Picks: Games to Play Between Formula 1 Races

Picks The Beat March 24, 2022

Drew Dixon || @_DrewDixon

At the start of the final race of the 2021 Formula 1 season, Max Verstappen of Red Bull and Louis Hamilton of Mercedes were tied on points in the race for world champion, something that had not happened in F1 since 1974. The tension was palpable as the young, and aggressive Verstappen faced off against the calm, calculated veteran, and 7 time champion Hamilton. It was quite possibly the most exciting sporting event I’ve ever watched on TV. 

I will readily admit I've jumped on the F1 bandwagon thanks to numerous friends recommending Drive to Survive. The sport has captured my affection. Last season, I watched most of the season's races. I listen to Formula 1 podcasts and watch drivers break down their tire strategy, power units, and driver performance on Twitch. Suffice it to say, I am thrilled the 2022 season has  kicked off. You might be surprised to learn that the high stakes strategic decision making required to be successful in F1 has actually been translated into some really compelling board game experiences. If you’re like me and can’t wait to watch the Saudi Arabia Grand Prix this weekend, these games will give you the thrills of being in the driver seat in the meantime. See you on the track!

 

 

Every Decision Counts

Formula D simulates the high stakes tension during a race, tasking players with making numerous decisions faced by actual Formula 1 teams and drivers.

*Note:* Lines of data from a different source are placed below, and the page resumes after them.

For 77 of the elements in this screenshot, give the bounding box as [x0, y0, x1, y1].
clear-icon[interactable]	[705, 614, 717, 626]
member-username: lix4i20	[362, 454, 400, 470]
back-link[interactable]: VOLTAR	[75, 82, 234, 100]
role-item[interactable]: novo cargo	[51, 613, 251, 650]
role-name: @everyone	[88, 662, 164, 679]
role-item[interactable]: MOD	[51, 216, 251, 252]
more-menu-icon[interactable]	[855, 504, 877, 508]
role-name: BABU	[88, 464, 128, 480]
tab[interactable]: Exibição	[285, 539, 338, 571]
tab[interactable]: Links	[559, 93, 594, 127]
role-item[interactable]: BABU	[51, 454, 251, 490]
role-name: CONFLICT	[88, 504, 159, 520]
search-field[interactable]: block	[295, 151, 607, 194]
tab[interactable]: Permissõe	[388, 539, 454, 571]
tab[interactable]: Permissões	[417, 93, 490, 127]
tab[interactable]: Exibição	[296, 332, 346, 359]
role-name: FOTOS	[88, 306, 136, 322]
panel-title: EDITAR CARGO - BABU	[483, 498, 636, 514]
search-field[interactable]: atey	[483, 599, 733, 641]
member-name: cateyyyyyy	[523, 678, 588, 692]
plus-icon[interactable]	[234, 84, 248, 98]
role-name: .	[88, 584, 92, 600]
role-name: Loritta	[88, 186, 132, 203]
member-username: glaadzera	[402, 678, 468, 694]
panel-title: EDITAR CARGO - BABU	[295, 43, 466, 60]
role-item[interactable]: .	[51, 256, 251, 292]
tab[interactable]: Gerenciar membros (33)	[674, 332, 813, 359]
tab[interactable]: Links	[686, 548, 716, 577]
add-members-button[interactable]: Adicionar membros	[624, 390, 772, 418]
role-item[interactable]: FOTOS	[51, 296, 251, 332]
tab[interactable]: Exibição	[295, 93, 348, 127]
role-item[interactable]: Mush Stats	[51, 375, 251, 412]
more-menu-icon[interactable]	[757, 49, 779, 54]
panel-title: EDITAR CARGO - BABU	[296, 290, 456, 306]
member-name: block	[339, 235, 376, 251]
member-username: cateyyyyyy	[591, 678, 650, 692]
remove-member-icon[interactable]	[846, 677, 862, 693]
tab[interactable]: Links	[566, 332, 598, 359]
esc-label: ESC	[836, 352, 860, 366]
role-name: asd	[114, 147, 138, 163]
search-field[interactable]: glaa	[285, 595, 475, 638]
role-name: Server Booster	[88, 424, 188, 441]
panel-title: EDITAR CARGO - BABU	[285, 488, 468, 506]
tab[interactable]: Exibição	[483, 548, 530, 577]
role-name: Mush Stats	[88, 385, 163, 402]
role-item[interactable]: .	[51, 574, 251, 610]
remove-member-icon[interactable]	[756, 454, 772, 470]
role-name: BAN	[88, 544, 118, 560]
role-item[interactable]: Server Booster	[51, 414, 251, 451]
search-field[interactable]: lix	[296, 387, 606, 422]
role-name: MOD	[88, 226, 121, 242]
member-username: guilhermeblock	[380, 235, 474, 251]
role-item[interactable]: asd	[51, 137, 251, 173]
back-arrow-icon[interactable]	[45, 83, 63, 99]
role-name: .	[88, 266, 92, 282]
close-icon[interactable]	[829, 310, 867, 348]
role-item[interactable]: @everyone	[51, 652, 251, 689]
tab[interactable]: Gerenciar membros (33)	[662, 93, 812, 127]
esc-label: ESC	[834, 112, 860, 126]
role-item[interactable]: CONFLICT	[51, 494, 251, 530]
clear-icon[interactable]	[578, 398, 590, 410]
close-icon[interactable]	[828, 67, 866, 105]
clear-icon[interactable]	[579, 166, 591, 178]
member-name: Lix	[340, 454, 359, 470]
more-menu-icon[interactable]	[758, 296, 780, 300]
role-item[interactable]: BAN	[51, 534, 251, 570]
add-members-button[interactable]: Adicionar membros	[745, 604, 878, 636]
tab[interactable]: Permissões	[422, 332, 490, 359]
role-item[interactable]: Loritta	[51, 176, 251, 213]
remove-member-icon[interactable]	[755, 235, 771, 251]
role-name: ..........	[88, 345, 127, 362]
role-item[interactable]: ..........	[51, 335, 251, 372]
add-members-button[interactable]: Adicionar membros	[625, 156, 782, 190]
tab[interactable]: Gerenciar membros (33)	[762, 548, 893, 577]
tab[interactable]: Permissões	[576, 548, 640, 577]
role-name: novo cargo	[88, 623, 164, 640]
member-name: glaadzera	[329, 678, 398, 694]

Players decide when to shift gears, what tires to use, when to pit stop, and can even attempt dangerous high speed turns while risking penalties and damage to their cars. The gear your car is in, determines which die you get to roll with higher gears represented by dice with more sides. Attempting to blaze through a tight turn without down-shifting first, however, can damage your car. The game mixes in just enough luck to tempt players toward the occasional risky maneuver. However, players must plan such moves well and give careful consideration to the health of their car lest they fail to finish the race.


Precision Engineering

In Steampunk Rally players take on the role of famous inventors from the turn of the century in order to design their own steampunk themed cars. Thanks to a unique dice placement mechanic, players will design a different car each time they play. Each round players draft machine parts as well as boost cards that can either aid themselves or hinder opponents. Players can also discard dice or cards to power their quirky cars. Players then roll their dice and use them to activate machine parts which provide movement, shielding, and additional dice to activate more parts. Unique to this game, Steampunk Rally’s races take place in the rough terrain of the Swiss alps, so players will need shields to ensure their cars don’t take too much damage. Steampunk Rally is beautiful and inventive and the only racing board game that simulates the most crucial aspect of effective racing–designing a good car.


Adrenaline Kicks In

Downforce gives players opportunities to win without their car actually winning the race. In Downforce, players take on the role of high stakes investors, gambling on 6 different cars. While players do have cars in their possession that are paired with special performance abilities, players can still win without their car winning the race by strategically betting and using cards and abilities to influence the outcome. A mixture of deck building and strategic bidding, Downforce captures the feel of a tight race with a lot on the line.


Risk-Taking

Monza is a kid-friendly racing game by Haba. Players need a fast car, a good strategy, and a bit of luck. Colored dice indicate the spaces on the track players can drive on and players are tasked with deciding which lane to take and when to attempt to overtake other players on the track. Haba recently celebrated the game’s 20th Anniversary with a new edition which includes a limited edition metal embossed tin, metallic painted dice, new Advanced Driver variants, and a new track. While mechanically similar to Formula D, Monza is easier to learn and a good choice for racing enthusiasts interested in sharing the joy of racing with the next generation of fans. 


The Undercut

Flamme Rouge puts players in control of a different but no less strategic type of racing: road biking. Players must also monitor and manage their characters’ exhaustion level. Like F1, competitive cycling is a team sport, so players must determine when to unleash their best sprinter, when to draft, and when to send a racer out in front to take the lead. Players lead their two cyclists (a Sprinter and a Rouleur) in a fast paced tactical battle, using cards from that particular rider’s deck to utilize slipstreams and avoid exhaustion in order to be the first to the finish line. The team dynamic and the lack of dice, makes Flamme Rouge slightly more strategic than other racing games on this list.


Lights Out!

Can’t wait until the next time Charles Leclerc and Max Verstappen face off? Then perhaps you and up to eight friends should place bets on camels instead. In Camel Up, players bet on which of five camels will place first and second in a race around a pyramid. Earlier bets result in higher payouts but must be made with less information about how the race might play out. The game’s pyramid also functions as a dice tower that releases one die at a time, causing players to pause from betting to see which camel is moving. In case you didn’t know, Camels are slightly less elegant than F1 cars and, as a result, sometimes land on top of one another and even drag each other to the finish line. Each turn is pretty simple as players will take one of four simple yet equally satisfying actions. Camel Up is easy to teach and while the races are typically pretty absurd, players will always feel like they had enough agency in the results that they will want to play again.